Nilai budaya merupakan lapisan abstrak dan luas ruang lingkupnya, tingkat ini adalah ide-ide yang mengkonsepkan hal-hal yang paling bernilai dalam kehidupan masyarakat. Kluckhohn dalam Pelly (1994) mendefinisikan nilai budaya sebagai konsepsi umum yang terorganisasi dan mempegaruhi perilaku yang berhubungan dengan alam, kedudukan manusia dengan alam, hubungan orang dengan orang lain, dengan hal-hal yang diingkan atau tidak diinginkan yang mungkin bertalian dengan hubungan orang dengan lingkungan dan sesama manusia. Nilai-nilai budaya bersifat umum, luas, dan tidak konkret. Oleh sebab itu, nilai budaya tidak dapat diganti dengan nilai-nilai budaya yang lain dalam waktu singkat. Sibarani (2004 : 178) membagi nilai-nilai budaya menjadi dua bagian, yaitu (1) kedamaian, ialah kesopansantunan, kejujuran, kesetiakawanan sosial, kerukunan, komitmen, pikiran positif, dan rasa syukur; dan (2) kesejahteraan, ialah kerja keras, disiplin, pendidikan, kesehatan, gotong-royong, pengelolaan gender, pelestarian, kreativitas budaya, dan peduli lingkungan. 2.2.4 Sistem dan Orientasi Nilai Budaya Sistem merupakan istilah dari bahasa Yunani system yang memiliki arti himpunan bagian atau unsur yang saling berhubungan secara teratur untuk mencapai tujuan bersama. Sistem budaya merupakan tingkatan yang paling tinggi dalam adatistiadat. Hal itu disebabkan karena nilai-nilai budaya itu merupakan konsepkonsep mengenai apa yang hidup dalam alam pikiran sebagian besar dari warga

masyarakat yang dianggap bernilai dan penting dalam hidup, sehingga dapat berfungsi sebagai suatu pedoman yang memberi arah dan orientasi pada kehidupan masyarakat itu sendiri. Dalam masyarakat ada sejumlah niali budaya yang satu dan lainnya saling berkaitan sehingga merupakan suatu sistem. Secara fungsional, sistem nilai ini mendorang individu untuk berperilaku seperti apa yang ditentukan. Mereka percaya bahwa hanya dengan berperilaku seperti itu mereka akan berhasil (Kahl dalam Pelly, 1994). Orientasi nilai budaya dalam penelitian ini akan diikuti orientasi yang berhubungan dengan masalah dasar dalam kehidupan manusia. 2.3 Tinjauan Pustaka Berdasarkan tinjauan pustaka yang dilakukan, maka ada sejumlah sumber yang relevan untuk dikaji dalam penelitian ini. Adapun sumber tersebut adalah sebagai berikut : Penelitian tentang upacara perkawinan adat Batak Toba pernah dilakukan oleh Nurcahaya (2010). Beliau membahas tentang Tuturan pada Upacara Adat Perkawinan Masyarakat Batak Toba dalam skripsinya. Metode yang digunakan adalah metode simak libat cakap yang dilanjutkan dengan teknik rekam.
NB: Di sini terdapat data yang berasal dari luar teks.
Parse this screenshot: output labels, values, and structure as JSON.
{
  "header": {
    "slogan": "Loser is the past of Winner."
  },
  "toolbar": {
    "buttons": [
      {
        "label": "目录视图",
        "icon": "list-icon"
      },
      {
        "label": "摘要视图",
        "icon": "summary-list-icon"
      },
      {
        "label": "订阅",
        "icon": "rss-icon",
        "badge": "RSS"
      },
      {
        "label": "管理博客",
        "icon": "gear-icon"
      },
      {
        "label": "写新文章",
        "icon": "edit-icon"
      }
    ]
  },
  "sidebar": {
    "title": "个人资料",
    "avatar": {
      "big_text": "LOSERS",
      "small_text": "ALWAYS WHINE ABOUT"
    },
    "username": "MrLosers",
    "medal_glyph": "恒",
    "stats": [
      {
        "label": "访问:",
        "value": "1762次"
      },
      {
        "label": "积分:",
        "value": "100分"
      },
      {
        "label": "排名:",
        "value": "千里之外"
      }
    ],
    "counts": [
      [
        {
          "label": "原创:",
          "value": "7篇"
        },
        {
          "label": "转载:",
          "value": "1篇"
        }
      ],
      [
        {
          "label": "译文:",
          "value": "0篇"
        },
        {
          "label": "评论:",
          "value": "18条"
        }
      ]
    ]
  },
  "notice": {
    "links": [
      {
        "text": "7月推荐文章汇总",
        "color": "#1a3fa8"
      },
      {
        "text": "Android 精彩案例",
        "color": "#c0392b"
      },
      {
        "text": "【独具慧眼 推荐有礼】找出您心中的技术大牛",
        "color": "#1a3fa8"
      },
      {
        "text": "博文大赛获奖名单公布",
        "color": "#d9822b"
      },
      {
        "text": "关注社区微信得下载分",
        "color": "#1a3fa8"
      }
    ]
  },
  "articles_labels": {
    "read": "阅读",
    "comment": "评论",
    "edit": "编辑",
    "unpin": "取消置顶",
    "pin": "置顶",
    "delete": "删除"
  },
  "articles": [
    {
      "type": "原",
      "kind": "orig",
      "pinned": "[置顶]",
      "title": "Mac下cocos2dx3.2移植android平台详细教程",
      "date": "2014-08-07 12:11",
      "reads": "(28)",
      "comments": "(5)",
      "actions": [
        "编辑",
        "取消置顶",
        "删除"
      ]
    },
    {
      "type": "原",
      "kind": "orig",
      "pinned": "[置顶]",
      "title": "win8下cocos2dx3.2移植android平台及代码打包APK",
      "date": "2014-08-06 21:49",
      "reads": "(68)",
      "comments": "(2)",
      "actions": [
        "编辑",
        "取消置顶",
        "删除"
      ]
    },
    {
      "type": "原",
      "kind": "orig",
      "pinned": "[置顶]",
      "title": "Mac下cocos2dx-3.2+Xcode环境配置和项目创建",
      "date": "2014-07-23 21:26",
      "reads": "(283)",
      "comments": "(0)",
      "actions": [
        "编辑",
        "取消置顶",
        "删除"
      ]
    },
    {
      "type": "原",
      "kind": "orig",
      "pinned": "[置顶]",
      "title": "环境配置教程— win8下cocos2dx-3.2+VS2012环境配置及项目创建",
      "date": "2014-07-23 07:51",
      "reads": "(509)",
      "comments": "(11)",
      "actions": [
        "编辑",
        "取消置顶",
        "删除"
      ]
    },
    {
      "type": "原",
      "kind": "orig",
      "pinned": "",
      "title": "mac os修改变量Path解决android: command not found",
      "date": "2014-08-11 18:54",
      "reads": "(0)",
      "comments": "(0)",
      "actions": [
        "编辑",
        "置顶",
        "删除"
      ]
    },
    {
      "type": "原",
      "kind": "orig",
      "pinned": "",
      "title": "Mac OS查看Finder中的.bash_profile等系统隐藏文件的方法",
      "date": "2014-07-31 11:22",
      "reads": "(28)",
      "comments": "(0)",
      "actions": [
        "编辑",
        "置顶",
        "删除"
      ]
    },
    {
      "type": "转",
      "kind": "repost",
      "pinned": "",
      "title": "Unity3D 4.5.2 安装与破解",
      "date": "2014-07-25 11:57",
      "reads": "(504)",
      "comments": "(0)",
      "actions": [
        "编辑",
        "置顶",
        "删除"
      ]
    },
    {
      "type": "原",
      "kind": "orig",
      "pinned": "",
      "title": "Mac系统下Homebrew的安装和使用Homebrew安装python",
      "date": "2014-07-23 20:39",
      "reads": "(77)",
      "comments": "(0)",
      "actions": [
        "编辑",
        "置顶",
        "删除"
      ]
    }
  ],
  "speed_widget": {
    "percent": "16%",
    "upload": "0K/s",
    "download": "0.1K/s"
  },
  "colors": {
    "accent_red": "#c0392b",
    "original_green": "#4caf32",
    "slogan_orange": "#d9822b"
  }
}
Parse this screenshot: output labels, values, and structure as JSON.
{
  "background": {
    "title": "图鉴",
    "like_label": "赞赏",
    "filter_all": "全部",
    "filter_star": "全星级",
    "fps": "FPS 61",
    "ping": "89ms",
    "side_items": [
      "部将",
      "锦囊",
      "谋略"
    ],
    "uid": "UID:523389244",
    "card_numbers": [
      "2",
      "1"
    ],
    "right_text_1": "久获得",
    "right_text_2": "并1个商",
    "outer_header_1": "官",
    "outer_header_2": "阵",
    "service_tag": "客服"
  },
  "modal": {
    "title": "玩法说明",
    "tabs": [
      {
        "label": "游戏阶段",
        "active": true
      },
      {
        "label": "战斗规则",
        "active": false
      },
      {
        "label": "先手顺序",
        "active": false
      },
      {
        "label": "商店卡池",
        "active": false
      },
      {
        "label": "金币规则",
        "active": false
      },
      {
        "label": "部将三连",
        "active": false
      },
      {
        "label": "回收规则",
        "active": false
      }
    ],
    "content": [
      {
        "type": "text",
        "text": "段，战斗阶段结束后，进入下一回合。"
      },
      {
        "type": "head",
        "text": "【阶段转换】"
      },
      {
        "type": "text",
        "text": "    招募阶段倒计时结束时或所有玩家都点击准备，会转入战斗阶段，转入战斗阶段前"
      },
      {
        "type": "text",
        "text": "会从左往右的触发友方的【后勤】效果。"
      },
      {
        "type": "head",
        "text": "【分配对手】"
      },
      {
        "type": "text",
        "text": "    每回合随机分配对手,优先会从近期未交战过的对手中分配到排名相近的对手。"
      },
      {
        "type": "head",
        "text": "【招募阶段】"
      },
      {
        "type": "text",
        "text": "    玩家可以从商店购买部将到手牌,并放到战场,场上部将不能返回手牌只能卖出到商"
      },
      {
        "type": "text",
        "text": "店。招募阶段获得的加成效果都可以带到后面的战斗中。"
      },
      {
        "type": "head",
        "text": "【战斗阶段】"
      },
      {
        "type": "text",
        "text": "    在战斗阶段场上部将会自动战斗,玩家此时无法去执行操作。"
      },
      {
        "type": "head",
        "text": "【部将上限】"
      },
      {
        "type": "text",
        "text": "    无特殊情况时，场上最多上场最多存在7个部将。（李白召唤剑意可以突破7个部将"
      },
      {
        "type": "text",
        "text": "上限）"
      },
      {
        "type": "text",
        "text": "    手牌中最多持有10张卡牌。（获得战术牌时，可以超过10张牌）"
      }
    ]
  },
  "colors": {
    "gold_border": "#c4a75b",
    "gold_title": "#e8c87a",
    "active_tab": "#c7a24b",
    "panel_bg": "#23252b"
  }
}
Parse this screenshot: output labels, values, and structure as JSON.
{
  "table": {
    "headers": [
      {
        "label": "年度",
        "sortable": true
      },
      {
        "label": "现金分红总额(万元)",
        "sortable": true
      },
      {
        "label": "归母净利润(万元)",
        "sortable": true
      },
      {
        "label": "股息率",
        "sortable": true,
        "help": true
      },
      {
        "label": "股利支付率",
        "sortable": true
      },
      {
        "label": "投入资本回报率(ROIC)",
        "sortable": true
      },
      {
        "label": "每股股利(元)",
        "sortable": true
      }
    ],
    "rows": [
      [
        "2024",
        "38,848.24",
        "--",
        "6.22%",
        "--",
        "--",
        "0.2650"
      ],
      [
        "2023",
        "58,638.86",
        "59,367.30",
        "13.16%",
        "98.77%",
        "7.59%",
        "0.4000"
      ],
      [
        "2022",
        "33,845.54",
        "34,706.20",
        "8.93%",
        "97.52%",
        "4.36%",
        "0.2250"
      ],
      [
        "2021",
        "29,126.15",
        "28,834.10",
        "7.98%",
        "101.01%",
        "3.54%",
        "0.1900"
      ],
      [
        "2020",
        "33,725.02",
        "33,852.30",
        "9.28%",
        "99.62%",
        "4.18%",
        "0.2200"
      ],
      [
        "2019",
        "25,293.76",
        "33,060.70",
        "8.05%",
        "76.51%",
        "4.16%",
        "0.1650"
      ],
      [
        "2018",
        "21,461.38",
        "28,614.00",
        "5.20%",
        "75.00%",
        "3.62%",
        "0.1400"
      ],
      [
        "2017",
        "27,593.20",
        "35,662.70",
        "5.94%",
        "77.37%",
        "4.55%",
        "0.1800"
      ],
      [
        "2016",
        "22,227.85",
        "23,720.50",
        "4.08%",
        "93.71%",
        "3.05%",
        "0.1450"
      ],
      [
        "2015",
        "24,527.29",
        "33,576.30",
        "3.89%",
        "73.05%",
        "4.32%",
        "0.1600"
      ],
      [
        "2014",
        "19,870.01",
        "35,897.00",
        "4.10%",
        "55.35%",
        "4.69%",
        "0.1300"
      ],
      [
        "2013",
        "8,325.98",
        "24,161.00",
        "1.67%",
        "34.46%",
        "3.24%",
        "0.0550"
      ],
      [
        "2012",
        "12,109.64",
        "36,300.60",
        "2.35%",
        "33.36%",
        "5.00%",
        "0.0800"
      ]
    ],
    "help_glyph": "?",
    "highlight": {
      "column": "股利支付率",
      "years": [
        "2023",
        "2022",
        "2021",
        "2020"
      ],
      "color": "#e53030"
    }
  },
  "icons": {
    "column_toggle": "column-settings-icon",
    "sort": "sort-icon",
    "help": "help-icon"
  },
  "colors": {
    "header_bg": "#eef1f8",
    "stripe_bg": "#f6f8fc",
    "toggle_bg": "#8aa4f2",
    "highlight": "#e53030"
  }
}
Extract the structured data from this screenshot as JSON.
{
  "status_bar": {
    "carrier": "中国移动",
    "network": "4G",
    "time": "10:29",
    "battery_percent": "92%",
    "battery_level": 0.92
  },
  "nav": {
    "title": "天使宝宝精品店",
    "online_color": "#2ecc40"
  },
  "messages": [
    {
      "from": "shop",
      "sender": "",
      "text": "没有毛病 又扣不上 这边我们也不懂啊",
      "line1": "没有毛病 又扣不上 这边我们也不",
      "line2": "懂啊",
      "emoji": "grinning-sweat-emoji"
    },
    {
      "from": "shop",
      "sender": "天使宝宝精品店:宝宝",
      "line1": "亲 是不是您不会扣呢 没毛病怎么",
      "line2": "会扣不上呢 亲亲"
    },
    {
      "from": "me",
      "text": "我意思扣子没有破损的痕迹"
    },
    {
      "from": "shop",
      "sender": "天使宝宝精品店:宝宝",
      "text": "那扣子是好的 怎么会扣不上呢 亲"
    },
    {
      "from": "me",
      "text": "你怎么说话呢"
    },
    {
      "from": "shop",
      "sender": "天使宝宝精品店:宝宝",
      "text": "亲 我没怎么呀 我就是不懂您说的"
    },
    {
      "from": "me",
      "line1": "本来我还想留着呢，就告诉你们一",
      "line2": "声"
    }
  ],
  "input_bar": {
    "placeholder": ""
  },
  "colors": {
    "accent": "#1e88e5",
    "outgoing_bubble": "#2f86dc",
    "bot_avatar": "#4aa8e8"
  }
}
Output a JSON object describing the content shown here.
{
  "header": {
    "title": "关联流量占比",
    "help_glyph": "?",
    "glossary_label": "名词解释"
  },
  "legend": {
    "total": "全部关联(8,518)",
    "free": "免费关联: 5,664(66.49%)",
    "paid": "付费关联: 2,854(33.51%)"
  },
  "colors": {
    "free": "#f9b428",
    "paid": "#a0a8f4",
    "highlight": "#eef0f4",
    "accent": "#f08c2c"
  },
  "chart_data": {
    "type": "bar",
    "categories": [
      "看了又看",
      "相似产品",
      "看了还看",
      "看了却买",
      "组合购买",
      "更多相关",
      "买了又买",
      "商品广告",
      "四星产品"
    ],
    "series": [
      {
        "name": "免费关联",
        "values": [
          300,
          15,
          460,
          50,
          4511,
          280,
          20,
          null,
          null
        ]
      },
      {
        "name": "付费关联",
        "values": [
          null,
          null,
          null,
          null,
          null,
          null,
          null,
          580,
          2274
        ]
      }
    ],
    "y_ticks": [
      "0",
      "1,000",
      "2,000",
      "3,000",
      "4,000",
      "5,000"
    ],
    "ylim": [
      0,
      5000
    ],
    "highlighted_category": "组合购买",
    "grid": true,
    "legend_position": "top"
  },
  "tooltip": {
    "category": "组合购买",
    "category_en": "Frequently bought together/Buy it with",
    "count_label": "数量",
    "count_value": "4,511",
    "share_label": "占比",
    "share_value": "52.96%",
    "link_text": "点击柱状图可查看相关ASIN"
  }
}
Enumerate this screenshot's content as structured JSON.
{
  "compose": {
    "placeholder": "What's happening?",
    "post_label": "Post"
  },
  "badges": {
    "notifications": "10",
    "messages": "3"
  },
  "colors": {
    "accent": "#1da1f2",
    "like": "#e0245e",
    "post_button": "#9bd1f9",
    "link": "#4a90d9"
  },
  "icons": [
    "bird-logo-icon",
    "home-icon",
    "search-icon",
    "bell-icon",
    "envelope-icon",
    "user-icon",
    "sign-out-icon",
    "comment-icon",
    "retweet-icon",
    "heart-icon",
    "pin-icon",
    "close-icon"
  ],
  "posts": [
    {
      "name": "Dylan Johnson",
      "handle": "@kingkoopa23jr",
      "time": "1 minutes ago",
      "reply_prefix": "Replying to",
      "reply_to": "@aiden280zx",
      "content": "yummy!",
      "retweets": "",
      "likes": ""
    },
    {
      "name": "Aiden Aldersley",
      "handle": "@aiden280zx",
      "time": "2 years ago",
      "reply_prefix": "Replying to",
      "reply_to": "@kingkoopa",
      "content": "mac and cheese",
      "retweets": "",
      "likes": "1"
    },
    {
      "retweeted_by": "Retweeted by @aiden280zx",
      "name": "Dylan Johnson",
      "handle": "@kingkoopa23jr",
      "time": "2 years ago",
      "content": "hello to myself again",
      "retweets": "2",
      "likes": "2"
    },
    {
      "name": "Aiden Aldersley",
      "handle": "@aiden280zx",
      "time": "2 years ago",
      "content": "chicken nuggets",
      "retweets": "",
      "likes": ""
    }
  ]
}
Tujuan penelitian ini adalah mengungkapkan tuturan yang dominan dengan menggunakan teori pragmatik. Ralisah (2005) dalam skripsinya yang berjudul Tanda-Tanda pada Upacara Pekawinan Aceh Singkil membahas tentang tanda-tanda yang ada dalam adat-istiadat perkawinan Aceh Singkil. Metode yang digunakan adalah metode

simak cakap dengan teknik yang digunakan berupa teknik pancing, teknik semuka, dan teknik catat. Sebagai bahan kajian semiotika dengan menggunakan teori Ferdinand de Saussure. Debora (2014) dalam skripsinya yang berjudul Makna Simbolik Upacara Adat Mangulosi (Pemberian Ulos) pada Siklus Kehidupan Masyarakat Batak Toba di Kecamatan Pangururan Kabupaten Samosir membahas mengenai makna simbolik pemberian ulos tersebut dan membahas tentang tahapan pemberian ulos. Metode penelitian yang dilakukan ialah metode kualitatif dan deskriptif dan dengan teknik pengumpulan data studi pustaka dan observasi. Indrayadi (2014) dalam skripsinya yang berjudul Konsep Laki-Laki dalam Leksikon Tuturan Palang Pintu Betawi di Kampung Setu Babakan DKI Jakarta : Kajian Antropolinguistik membahas tuturan yang terdapat dalam perkawinan adat Betawi. Ada pula buku yang membahas mengenai upacara perkawinan adat Batak Toba, dan beberapa uraian mengenai ulos yang dipakai dalam upacara tersebut. Buku itu ditulis oleh R.H.P. Sitompul (2009) yang berjudul Ulos Batak Toba Tempo Dulu-Masa Kini. Buku tersebut banyak membahas tentang ulos dan upacara- upacara adat Batak Toba.